Мы стали внимательно разглядывать решетку.
– Может, расшатать ее в гнездах? – предложил Холст.
– Или попробовать разобрать кладку, – сказал я.
Такое предложение не годилось. Стены покрывал слой штукатурки: если ее снять, это сразу бросится в глаза.
За три месяца мы не придумали ничего подходящего и оставили мысль бежать через окно. Кроме того, нам не хватило бы длины простыней, чтобы спуститься во двор.
Неудача не выбила нас из колеи – мы всего лишь мечтали. Она только заставила перейти к другому варианту – попытаться уйти через дверь. Мы сидели на кроватях и смотрели на нее. Она была железной, с мощным замком.
– Ты когда-нибудь взламывал двери или, может, вскрывал? – спросил Холст.
– Нет.
– Я тоже. А чем ты занимался до того, как стать юристом?
– Я состоял при Саше Железо, был его адъютантом, если можно так сказать.
– А кто это?
– Уже легенда! Один из самых известных гангстеров Москвы.
– Ого! – удивился Холст. – И ты участвовал в его делах?
– Во многих.
– И убивал людей?
– Приходилось, – ответил я и сменил тему: – Эту дверь можно взорвать.
– Слишком шумно.
Мы некоторое время молчали.
– А если нам кто-нибудь ее откроет? – произнес Холст.

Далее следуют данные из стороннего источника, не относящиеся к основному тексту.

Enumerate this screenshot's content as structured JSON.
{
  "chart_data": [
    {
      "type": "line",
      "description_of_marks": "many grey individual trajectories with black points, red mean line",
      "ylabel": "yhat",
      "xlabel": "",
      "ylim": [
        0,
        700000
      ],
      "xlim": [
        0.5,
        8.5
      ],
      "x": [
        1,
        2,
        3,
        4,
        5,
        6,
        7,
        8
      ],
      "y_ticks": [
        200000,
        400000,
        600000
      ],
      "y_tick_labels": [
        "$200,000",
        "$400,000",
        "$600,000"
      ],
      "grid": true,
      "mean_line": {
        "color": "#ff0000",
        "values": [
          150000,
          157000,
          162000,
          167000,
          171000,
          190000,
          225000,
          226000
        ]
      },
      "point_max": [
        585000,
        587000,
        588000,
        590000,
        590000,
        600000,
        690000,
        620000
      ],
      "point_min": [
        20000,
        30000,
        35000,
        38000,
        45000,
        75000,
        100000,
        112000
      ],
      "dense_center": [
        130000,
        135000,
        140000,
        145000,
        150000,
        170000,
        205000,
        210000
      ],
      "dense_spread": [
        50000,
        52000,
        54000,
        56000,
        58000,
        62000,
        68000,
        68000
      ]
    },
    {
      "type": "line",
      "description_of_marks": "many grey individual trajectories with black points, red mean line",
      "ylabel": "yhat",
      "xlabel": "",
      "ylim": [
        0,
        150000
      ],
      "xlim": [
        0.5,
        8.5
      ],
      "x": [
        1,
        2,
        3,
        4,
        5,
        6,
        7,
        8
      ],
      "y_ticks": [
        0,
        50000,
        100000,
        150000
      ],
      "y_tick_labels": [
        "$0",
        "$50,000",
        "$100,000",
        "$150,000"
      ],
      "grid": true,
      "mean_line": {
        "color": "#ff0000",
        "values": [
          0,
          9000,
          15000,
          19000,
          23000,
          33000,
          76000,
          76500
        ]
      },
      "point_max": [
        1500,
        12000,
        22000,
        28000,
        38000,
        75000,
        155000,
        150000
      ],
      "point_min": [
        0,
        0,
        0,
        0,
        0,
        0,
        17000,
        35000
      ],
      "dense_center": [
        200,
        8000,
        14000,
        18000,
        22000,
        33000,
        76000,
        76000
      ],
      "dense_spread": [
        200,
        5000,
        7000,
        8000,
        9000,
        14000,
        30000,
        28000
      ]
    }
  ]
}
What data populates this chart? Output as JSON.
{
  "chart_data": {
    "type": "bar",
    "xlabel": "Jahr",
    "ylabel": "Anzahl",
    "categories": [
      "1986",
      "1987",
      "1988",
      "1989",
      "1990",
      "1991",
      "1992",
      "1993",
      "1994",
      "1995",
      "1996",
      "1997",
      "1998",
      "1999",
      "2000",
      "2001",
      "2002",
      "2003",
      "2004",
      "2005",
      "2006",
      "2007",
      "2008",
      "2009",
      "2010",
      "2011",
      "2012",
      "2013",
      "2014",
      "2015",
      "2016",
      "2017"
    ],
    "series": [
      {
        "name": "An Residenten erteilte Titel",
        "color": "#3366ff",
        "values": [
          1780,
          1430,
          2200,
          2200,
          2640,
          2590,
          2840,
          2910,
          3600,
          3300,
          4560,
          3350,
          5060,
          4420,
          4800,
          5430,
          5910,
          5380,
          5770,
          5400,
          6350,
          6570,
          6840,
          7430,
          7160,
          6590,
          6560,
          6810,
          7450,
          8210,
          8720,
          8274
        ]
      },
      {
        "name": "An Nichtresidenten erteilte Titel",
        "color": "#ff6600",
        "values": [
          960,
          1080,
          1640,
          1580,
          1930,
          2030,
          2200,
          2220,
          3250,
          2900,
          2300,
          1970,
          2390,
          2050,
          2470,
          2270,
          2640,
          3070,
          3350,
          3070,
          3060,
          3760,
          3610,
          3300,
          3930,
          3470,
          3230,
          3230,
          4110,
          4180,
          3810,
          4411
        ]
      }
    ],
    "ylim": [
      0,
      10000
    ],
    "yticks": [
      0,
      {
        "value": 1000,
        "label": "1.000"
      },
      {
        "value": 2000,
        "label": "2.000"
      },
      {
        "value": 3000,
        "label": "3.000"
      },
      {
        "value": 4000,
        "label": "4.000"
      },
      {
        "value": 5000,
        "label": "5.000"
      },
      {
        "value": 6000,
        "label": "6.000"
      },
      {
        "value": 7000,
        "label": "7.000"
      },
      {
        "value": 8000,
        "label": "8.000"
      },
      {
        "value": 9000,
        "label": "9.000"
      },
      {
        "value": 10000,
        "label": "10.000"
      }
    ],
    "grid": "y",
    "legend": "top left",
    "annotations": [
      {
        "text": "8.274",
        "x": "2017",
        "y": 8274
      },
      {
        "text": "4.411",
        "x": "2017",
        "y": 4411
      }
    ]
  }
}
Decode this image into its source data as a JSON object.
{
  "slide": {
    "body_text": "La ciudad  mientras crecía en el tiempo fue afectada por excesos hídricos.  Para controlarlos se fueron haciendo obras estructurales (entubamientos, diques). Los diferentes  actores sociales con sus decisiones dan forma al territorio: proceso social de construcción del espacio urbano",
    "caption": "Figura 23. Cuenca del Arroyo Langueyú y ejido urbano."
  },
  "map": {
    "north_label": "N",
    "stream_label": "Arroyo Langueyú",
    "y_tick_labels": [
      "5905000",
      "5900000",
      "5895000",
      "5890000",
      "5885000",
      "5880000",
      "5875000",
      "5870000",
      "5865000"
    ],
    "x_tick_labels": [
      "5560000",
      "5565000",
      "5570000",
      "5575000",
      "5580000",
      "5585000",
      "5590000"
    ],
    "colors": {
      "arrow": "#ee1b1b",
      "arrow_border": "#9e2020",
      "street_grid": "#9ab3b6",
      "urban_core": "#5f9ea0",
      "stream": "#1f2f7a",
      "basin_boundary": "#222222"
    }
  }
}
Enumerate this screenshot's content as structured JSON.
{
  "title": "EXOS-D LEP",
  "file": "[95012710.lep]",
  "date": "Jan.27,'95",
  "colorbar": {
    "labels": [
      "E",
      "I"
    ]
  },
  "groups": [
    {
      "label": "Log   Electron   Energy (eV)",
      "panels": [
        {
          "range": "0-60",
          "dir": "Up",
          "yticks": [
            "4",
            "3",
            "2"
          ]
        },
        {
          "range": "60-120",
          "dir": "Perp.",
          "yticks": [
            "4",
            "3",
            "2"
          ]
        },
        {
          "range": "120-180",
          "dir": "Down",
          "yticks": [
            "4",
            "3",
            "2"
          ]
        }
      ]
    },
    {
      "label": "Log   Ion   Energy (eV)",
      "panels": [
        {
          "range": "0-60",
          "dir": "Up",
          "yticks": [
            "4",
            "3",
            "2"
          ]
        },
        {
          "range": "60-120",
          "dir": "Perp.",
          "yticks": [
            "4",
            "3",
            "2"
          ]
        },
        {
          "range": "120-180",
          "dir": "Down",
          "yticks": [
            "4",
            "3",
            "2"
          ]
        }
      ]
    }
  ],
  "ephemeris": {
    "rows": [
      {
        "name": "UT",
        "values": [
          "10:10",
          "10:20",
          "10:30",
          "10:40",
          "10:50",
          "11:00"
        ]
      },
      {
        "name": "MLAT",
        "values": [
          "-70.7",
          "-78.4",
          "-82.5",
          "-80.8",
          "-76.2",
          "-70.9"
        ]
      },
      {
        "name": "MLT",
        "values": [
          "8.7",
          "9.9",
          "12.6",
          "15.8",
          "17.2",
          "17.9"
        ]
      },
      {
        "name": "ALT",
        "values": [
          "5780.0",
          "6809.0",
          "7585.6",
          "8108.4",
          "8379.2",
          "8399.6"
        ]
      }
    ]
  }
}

– Например, Азиз! – усмехнулся я.
– Нет, конечно, и не Фарш. А вот Мак…
– Чего ради, – перебил я Холста. – Знаешь, как возникла каста неприкасаемых? В них превратили адептов буддизма, когда в Индии верх взял брахманизм. Неприкасаемым не разрешалось утолять жажду из источников или посуды. Они могли лишь слизывать с листьев росу или пить воду из конского следа. И до них никому не было дела. Их словно не существовало. Но мы еще хуже их. Нас нет в мире. Он нас не касается, и мы его тоже. Не стоит питать иллюзий. Кто нам захочет помочь?
– Но если что-то пообещать?
– Мы можем обещать лишь хорошее поведение и ничего больше. За это нас не выпустят даже в тюремный двор.
– Как знать, – задумчиво произнес Холст.
Теперь днем у нас было развлечение. Мы не мечтали. Это, скорей, походило на разгадку головоломки, у которой нет разгадки. А по ночам каждый из нас оставался один на один с самим собой. Со своими мыслями – это касаемо меня. А Холст со своим ночным безумием. И что хуже, было неизвестно. Он как-то сказал, что погружается в другую реальность. Реальность зверя? Лишь инстинкты и рефлексы? Я же все чаще погружался в состояние глухой обиды. Мысль о том, что я ничего больше не увижу до самой смерти, кроме этой камеры, гнала прочь сон. К этой мысли невозможно было привыкнуть. Я ошибался, когда думал по-другому. Время ничего не меняет. Я просидел четыре года, и ничего не изменилось. Стало лишь хуже. Может, это очень индивидуально? Безусловно, если бы я попал сюда в сорок, а еще лучше в пятьдесят, было бы гораздо проще.
Потом мы все-таки засыпали. И я, и Холст.
Шла первая неделя июля. В Москве, наверное, сейчас тоже жарко, думал я. Жарко и суетно. В фонтанах теплая вода. И только поздним вечером на городской асфальт вместе с пылью ляжет прохлада. А ранним утром по пустым проспектам поплывут поливальные машины. Москва отсюда казалась едва ли не родным домом.
Над горизонтом разгорался восход. Я встал и прикрыл окно. Еще час – и в него потечет тягучая жара. Толстые старые стены хранили прохладу и потому в камере было не жарко даже в самое пекло.